王の孤独を、そして死への恐怖からも守る者。直属の近衛にして『不平利領域』を持つ『全能人』。己が主を守護するために平等を、常識を、世の真理さえもねじ曲げる。
歪な巫女――廸乃セカイを。
「一つだけ教えてくれ! 御浜北を受けるのは君の意思でなんだな!?」
――主を包んでいる〝祝福〟によって、ただ弘樹は赤子のように用意された道を進んでいるだけなのだろうか……。
そうした不安がガムのようにへばりついて頭から離れない葵は、弘樹の顔を真正面から覗き込む。

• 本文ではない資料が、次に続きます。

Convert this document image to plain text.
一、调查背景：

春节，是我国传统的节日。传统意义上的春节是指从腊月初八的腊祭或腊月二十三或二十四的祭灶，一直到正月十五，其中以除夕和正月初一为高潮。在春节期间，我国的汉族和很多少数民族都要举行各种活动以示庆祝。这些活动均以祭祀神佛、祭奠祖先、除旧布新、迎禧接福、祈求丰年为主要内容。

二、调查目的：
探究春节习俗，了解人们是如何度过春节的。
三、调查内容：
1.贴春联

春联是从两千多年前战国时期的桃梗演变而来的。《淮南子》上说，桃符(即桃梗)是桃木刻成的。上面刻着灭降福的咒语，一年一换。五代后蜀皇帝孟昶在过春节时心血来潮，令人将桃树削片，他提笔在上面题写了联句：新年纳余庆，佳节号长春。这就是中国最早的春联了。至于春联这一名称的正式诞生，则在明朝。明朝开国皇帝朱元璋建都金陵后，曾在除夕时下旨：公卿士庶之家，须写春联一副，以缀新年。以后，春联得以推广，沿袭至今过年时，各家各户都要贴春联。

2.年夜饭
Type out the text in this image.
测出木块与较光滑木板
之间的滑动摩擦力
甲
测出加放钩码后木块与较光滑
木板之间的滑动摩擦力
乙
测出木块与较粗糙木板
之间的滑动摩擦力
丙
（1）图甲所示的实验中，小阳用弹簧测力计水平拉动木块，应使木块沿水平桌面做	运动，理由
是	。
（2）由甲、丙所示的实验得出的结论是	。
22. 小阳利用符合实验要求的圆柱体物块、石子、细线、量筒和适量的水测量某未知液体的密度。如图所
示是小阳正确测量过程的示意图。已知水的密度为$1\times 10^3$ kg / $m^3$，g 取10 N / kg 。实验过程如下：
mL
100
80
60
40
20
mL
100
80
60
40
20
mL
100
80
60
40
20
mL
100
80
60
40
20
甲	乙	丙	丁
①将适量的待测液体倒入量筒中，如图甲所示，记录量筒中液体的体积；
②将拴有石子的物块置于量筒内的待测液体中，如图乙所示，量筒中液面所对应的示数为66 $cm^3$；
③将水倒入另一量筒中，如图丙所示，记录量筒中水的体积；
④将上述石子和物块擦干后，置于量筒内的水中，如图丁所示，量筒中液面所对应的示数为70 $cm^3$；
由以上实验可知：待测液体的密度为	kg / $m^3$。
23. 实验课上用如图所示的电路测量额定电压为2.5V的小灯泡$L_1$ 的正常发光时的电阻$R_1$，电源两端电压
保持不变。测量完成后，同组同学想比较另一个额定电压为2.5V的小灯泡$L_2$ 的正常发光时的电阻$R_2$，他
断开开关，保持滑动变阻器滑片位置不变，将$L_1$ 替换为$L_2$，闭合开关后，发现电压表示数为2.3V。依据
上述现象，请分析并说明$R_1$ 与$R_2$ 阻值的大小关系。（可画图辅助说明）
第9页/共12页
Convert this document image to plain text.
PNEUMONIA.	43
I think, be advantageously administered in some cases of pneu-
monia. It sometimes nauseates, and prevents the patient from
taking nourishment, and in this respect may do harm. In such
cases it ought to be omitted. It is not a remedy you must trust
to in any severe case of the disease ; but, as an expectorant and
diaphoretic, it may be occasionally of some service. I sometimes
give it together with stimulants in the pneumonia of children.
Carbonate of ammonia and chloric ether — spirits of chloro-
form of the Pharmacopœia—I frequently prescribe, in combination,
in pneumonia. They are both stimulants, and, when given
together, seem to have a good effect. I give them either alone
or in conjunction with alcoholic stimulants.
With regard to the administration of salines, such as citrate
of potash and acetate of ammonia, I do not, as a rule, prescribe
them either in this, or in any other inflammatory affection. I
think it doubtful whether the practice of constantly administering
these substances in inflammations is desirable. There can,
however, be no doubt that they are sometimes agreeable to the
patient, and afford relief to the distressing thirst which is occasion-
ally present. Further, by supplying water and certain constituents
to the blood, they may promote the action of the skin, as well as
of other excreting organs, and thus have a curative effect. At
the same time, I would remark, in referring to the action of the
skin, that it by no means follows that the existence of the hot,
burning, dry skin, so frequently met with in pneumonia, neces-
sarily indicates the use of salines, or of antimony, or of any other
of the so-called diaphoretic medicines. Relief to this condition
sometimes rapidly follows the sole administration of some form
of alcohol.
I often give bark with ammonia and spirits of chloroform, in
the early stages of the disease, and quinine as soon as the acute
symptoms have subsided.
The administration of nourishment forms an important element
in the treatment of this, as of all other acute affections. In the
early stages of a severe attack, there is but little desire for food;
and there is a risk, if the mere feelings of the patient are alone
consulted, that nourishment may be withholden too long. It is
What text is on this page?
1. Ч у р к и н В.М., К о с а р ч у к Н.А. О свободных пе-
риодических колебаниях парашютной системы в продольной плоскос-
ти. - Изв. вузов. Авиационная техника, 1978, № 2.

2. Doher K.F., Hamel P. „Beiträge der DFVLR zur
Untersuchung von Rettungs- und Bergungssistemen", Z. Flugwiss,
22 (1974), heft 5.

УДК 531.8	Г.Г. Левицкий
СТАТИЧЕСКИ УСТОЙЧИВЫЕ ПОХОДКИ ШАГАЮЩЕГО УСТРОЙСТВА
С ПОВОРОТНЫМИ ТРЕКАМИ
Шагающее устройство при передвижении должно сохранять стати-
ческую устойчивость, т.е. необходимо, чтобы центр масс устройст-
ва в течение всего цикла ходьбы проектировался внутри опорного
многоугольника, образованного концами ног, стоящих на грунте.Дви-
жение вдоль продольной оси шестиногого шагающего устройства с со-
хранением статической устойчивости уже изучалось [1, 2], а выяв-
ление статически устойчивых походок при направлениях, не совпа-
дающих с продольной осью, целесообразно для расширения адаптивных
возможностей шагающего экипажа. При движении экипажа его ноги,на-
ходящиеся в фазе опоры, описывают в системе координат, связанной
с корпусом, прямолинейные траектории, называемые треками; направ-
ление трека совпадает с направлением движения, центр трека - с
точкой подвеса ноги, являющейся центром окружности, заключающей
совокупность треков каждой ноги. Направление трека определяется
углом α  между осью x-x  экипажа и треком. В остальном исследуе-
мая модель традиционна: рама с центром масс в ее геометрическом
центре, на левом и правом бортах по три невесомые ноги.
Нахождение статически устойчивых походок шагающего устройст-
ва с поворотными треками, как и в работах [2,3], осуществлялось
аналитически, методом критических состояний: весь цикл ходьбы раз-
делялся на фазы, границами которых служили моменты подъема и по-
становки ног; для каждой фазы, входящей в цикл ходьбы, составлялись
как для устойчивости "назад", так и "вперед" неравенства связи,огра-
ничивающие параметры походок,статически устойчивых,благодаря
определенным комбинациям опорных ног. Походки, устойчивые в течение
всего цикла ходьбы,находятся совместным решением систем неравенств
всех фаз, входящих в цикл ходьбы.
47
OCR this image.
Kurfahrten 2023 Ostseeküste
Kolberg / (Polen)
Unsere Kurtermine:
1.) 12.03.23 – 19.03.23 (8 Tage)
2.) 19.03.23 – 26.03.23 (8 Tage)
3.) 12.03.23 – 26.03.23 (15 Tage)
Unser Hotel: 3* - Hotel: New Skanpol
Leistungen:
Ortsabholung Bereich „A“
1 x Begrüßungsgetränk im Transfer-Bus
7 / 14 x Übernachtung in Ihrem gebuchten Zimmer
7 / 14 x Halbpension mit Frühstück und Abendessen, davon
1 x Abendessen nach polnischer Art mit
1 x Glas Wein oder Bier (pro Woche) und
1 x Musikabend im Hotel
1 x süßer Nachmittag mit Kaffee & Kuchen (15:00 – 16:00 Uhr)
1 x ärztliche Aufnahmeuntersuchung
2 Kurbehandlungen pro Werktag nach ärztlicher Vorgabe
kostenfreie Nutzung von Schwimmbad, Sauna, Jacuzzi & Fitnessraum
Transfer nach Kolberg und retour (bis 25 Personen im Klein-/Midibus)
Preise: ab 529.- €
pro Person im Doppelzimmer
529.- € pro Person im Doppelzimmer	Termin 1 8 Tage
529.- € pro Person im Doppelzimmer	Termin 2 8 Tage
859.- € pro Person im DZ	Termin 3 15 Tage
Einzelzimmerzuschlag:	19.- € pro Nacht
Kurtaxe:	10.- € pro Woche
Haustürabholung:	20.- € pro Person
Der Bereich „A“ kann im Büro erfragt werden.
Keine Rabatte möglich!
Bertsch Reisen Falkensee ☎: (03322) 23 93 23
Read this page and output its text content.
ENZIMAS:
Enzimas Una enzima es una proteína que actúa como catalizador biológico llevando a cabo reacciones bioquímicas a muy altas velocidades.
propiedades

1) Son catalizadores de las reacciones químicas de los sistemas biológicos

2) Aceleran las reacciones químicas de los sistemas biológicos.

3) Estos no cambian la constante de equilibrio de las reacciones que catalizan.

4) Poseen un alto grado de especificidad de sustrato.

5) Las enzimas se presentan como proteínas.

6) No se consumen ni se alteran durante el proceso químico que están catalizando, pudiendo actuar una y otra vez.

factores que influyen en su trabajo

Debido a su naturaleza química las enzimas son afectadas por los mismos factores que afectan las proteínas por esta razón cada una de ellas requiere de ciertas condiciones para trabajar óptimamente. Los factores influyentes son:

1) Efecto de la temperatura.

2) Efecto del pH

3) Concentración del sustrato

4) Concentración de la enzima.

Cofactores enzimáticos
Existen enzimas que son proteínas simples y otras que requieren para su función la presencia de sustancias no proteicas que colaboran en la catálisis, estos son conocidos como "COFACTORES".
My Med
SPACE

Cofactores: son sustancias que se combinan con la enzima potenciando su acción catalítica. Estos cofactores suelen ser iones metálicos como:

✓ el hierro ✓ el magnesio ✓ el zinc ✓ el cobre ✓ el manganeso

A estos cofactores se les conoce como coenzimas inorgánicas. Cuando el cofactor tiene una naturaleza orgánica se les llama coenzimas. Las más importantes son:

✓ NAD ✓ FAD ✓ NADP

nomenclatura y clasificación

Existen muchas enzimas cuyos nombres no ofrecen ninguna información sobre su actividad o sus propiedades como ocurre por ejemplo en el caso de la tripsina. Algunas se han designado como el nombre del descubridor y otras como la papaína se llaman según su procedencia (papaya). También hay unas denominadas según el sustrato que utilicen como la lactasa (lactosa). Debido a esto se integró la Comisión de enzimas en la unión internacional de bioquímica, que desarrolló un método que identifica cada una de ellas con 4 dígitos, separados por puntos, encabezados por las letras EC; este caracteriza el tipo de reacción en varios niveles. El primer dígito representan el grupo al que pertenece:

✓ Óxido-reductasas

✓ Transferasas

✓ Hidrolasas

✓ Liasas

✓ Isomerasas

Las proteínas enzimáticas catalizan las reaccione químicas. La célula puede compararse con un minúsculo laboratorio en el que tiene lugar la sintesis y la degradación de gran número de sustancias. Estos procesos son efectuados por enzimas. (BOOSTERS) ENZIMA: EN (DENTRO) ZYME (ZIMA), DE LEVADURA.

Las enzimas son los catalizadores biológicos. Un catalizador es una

そんな葵の懸念を感じとったのか、弘樹も偽りのない胸中を彼女に伝えた。
「それは間違いなく俺の意思だよ! 現に御浜北は充分狙える位置にあったからな。ただ葵なら一般でも余裕だと思うけど。あいつら、特にユウの野郎は無理だろうな……」
そうした弘樹の意思を本物だと祈り、葵もまた決断する。
「実はわたしも君に隠していたことがある。同じく一人で悩んでいたが、それもやめだ」
「それは聞いても良いのか?」
先ほどとは逆の立場になっている弘樹が、葵に尋ねた。
「うむ。わたしも推薦ではなく、一般で受けようと思っていたのだ」
ブランコから戻ってきた由紀は受験の話を聞いた瞬間ショックで絶句し、ジャングルジムの王から現実に帰還した祐一は壊れる。
「なんだよそりゃ!? おまっちょッ! 計算外だって!? こちとらひずみゲージ並みの精度で御浜西への対策を考えていたのに! これ以上進路をランクアップさせる余力なんて微塵も残ってねえぞ!!」
「おにいちゃん、またジャングルジムやろう!」
「うるせえ!!」
その直後、子供を泣かした罰として祐一は沢山の子供達の前で、葵に砂場でタックルからの三角絞めを華麗に決められるのであった。